O governo do Estado de São Paulo encerrou
2021 com cerca de R$ 50 bilhões em caixa e um superávit primário de R$ 42
bilhões, enquanto que o governo federal encerrou o exercício do ano passado com
um déficit primário de R$ 35 bilhões. O que possibilitou o governo do Estado
tocar cerca de 8 mil obras, investimentos que geraram 200 mil empregos diretos.

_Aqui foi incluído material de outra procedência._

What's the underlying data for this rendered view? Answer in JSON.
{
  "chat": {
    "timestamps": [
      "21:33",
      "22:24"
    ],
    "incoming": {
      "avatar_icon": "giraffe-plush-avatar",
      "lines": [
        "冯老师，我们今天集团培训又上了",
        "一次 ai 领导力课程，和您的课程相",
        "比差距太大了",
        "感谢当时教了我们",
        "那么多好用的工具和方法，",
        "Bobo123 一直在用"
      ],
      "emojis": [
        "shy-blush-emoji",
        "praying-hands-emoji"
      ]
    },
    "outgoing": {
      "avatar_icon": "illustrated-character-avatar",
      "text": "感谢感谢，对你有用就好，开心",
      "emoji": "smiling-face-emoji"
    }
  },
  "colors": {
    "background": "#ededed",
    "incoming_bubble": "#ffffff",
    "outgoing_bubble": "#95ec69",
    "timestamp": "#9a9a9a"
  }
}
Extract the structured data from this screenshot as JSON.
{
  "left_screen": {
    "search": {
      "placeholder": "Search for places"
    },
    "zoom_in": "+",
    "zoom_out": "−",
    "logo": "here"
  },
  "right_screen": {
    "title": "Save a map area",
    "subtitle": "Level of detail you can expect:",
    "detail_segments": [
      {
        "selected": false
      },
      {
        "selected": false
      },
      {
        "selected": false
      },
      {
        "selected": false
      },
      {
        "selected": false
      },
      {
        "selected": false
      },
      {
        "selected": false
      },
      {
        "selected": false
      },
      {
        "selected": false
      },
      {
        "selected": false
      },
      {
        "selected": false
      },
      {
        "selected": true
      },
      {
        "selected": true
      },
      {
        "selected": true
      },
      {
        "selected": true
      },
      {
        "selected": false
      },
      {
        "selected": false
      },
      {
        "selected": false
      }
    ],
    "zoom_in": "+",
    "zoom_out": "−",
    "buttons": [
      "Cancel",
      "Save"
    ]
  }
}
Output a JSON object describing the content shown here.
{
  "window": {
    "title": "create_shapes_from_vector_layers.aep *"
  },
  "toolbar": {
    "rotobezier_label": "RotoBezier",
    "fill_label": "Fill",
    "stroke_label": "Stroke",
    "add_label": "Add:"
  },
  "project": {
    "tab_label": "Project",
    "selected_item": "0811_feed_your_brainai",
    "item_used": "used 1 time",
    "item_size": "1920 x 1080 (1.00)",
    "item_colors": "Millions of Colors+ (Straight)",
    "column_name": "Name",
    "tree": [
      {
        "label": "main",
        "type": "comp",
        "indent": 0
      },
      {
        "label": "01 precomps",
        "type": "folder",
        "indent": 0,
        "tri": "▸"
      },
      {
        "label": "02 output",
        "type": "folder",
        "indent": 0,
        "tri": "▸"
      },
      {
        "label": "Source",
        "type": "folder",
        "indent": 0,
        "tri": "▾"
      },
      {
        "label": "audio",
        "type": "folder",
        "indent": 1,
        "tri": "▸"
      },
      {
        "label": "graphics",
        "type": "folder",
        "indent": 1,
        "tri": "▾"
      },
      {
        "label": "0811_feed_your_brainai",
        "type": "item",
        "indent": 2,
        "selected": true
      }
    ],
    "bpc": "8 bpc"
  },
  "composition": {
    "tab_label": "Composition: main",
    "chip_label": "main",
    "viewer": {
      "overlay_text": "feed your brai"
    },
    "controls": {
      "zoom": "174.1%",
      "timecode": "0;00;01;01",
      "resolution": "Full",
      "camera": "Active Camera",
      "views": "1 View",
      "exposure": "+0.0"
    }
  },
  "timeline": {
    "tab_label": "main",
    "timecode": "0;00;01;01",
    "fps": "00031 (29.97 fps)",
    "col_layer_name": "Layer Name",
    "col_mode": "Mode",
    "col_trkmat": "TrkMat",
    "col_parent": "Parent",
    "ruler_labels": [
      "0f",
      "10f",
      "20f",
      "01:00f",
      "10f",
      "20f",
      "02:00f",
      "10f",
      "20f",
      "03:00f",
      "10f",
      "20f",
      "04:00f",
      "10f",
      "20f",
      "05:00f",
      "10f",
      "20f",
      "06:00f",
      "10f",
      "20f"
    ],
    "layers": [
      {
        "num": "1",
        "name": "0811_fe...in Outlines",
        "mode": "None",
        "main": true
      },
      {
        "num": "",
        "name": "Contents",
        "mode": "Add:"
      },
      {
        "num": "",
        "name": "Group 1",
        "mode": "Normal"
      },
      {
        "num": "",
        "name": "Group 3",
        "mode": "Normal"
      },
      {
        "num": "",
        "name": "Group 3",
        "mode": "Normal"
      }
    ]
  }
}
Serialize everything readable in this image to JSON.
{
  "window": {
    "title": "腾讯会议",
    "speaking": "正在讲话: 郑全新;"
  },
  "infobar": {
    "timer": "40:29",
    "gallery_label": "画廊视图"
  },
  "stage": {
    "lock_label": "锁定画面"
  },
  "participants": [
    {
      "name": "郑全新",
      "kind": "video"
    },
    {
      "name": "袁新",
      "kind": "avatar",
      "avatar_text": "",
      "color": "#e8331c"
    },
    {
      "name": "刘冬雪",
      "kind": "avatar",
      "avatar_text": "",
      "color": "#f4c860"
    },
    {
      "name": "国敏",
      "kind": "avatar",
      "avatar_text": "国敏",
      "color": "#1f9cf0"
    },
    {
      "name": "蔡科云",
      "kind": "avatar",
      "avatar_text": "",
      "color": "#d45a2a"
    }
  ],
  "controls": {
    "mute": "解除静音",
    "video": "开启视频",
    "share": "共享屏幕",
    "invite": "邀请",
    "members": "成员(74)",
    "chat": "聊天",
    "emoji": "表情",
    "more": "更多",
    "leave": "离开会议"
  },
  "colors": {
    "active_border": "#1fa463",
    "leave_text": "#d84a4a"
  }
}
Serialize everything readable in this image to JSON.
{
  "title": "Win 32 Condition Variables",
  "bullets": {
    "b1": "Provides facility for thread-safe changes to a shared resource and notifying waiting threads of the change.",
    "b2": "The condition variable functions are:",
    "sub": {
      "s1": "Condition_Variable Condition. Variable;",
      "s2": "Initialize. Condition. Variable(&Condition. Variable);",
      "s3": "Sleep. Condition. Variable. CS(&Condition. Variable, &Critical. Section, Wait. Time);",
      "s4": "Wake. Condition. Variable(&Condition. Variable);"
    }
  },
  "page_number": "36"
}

Para resolver a encrenca da política fiscal
que está na base da corrosão da credibilidade do governo de Jair Bolsonaro, a
receita está pronta, testada e aprovada: “Temos que repetir, no âmbito do
governo federal, o mesmo modelo que aplicamos no governo do Estado”, reforçou o
ex-ministro.
Meirelles explicou que foi exatamente a
falta de credibilidade na política fiscal que depreciou a taxa de câmbio a
despeito de fortes aumentos dos preços das commodities que o Brasil exporta. “O
que levou, em períodos anteriores, a uma queda da taxa de câmbio - com
apreciação do real frente ao dólar - desta vez não aconteceu por causa da
desconfiança na política fiscal.” Com um câmbio depreciado, é muito mais
difícil controlar a inflação.
O combate à inflação se faz com políticas
monetária e fiscal contracionistas, o que envolve a taxa básica de juros
(Selic) e o gasto público.
“No momento em que o governo patrocinou a
política fiscal de furar o teto e deu um calote técnico nos precatórios,
criou-se uma grande confusão. A inflação aumentou e o Banco Central teve que
elevar a taxa de juros (Selic). Os preços em dólar aumentaram e a taxa de
câmbio não caiu, levando, assim, a uma transferência do aumento de preços em
reais, elevando a inflação.
Quando, em 2016, foi aprovada a lei do teto
do gasto, a inflação caiu e o Banco Central pode baixar os juros. “Agora o
governo, quando faz esse rolo todo, gera aumento da inflação e, como a política
fiscal não colabora, os juros aumentam sozinhos”, disse ele.
Em 2003, quando Meirelles assumiu o comando
do Banco Central, o problema era outro: o Brasil estava quebrado.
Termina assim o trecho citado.